If she wins tonight her ‘brand’ may rise even higher. But first she has to defeat her competition: Jesinta Campbell, Shane Crawford and Jason Coleman.

Morris as always, has the last laugh.

“Whaddya mean Deni Hines won?”

Celebrity Apprentice finale airs 7:00pm tonight on Nine.
NB: TV Tonight blogging live results AEDT.

17 Responses

  1. If they did film 4 different endings,what a waste of time.Surely they would just film the proper ending and be done with it.It’s highly unnecessary If someone was to leak it out at Channel 9 just give them the axe simple

  2. I call BS. I don’t believe they really shot four different endings. As pointed out by others the reactions would all be fake. I think they’re trying to put people off the scent, not that anyone really cares that much.

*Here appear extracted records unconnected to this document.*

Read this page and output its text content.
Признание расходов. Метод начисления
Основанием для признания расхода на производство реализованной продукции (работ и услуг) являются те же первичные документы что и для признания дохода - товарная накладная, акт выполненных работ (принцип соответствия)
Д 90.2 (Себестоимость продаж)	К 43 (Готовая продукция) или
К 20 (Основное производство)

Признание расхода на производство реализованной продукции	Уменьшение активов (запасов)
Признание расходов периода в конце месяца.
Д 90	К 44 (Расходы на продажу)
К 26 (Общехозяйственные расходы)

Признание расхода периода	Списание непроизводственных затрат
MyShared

  3. Giving two diffferent interviews to the media is much different than recording every contestant winning. I think its a real shame as the real reaction will come tonight when they really find out if they won. I also regard this as a spoiler, as it spoils the finale knowing the reactios will be fake (I knew before it started they filmed then four endings – and havent watched any of it yet)

  4. So, instead of getting a genuine response from the winner (and often more interestingly, a response from the loser), we’re treated to a fake, pre-recorded response… How pathetic! Way to snub viewers!

  5. I’ve always loved Julia, and she has been utterly brilliant on the show and deserves to win.

    But doing the four endings rather than a live finale seems odd. While I’m sure it’s all about budget, we’re hardly going to see the same reaction from the celebrities to their pretend losses and wins that we would if it were real.

  6. Celeb apprentice is great but seriously, we’re not in the UK or America here. Does anyone really care so much who wins they needed to shoot four endings? What a waste of time. Do it live like the others do.

  7. I love Celebrity Aprentice!!! Ok critics it sure ain’t Shakespeare…but then nobody ever said it was!! Regardless it’s far more entertaining than Shakespeare!! I hope there’s another series scheduled for 2012!!!